Leveraging features in Public Key Infrastructure (PKI), SHAKEN/STIR will be governed in the United States as a joint effort of the Internet Engineering Task Force (IETF) the U.S. Secure Telephony Identity Governance Authority (STI-GA). Each country outside the U.S. will be responsible for establishing its own governing authority. With SHAKEN/STIR, the originating telephony company is responsible for identifying and assigning Caller ID details for each call that is placed through its services. This eliminates the decades-old approach of allowing the originator of a call to specify their Caller ID details. With stronger identities asserted, telephony providers have stronger tools available to warn recipients and even block calls before they are ever received.
Today’s summit summarized the current state of SHAKEN/STIR in the U.S., specifically, the awarding of the Policy Administrator role via RFP to iconectiv. Iconectiv, under the direction of the STI-GA, will be responsible for defining, operating, and managing the U.S. SHAKEN/STIR ecosystem. Additionally, today existing major telcos including T-Mobile, Verizon, and AT&T discussed their current rollouts and implementation readiness for SHAKEN/STIR.
Customer advocacy groups spoke about the importance of SHAKEN/STIR to prevent fraud, disruptions, and safety of their various members and parts of the community. The impact of robocalls is hitting every walk of life and is not only a nuisance but often signals fraudulent intent and theft.

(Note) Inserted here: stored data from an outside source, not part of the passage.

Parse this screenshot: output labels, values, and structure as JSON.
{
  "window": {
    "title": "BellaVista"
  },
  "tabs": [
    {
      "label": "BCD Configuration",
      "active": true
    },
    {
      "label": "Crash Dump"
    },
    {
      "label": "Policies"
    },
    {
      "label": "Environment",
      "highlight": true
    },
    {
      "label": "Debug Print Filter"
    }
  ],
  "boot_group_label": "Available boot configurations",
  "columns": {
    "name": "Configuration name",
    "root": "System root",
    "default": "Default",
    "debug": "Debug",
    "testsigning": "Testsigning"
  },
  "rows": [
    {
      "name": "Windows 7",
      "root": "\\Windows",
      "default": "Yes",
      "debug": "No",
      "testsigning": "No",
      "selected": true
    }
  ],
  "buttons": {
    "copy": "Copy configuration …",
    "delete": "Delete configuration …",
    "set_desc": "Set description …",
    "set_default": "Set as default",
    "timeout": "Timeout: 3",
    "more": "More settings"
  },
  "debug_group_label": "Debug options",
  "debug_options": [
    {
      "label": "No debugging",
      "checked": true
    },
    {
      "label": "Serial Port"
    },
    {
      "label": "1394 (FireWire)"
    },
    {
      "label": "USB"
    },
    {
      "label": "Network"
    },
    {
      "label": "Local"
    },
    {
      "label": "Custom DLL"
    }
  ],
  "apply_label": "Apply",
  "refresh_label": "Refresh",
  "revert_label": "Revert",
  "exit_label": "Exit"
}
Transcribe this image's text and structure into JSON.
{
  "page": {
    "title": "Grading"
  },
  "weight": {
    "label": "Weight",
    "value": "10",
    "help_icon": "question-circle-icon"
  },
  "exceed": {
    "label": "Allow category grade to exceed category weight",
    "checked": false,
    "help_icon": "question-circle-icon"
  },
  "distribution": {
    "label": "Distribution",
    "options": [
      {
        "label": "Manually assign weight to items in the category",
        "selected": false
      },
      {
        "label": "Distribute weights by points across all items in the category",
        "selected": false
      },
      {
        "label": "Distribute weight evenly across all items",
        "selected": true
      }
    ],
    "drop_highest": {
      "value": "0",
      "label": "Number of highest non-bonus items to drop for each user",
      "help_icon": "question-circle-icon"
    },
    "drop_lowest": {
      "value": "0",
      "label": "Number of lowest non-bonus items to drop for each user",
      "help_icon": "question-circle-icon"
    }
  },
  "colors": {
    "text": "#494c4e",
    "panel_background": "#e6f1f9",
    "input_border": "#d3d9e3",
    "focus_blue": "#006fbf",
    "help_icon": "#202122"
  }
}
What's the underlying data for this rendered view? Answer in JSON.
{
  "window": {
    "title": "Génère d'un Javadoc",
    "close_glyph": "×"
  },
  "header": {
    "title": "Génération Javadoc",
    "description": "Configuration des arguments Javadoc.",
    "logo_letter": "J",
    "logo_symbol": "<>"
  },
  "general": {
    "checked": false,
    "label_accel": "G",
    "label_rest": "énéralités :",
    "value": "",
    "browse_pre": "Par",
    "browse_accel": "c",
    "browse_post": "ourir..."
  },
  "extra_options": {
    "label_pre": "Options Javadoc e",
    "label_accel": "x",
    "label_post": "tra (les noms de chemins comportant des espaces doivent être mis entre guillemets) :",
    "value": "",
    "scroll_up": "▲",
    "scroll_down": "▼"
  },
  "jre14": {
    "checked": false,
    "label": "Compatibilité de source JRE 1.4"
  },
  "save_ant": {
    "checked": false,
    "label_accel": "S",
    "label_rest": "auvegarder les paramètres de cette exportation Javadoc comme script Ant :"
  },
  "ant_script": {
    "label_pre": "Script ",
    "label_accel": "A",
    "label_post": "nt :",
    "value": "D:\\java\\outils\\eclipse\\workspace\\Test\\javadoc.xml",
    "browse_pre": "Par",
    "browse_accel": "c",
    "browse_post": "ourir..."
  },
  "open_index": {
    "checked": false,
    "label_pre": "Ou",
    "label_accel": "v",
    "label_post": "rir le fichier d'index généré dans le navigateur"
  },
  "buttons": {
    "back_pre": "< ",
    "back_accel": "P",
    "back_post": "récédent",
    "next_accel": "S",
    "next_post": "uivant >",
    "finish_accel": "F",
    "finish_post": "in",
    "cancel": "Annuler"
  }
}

Lastly, smaller telcos discussed challenges to their organizations to implement the strong controls and requirements of SHAKEN/STIR. The PKI infrastructure, security, and operations of a strong identity system are highly specialized areas that many organizations lack and as a result, turn to industry experts for advice and assistance. It is undoubtedly clear that many of the 2,000 U.S. telcos are in this space and will require some manner of outside assistance to get it right.
This summit was a great opportunity for all parts of the ecosystem that make up SHAKEN/STIR to showcase their focus on improving the telephony experience of every person living in the U.S. There is a lot of work that remains to be done and it will require a lot of new PKI deployments, stronger controls, and operations and a myriad of other factors to all come together to improve the space.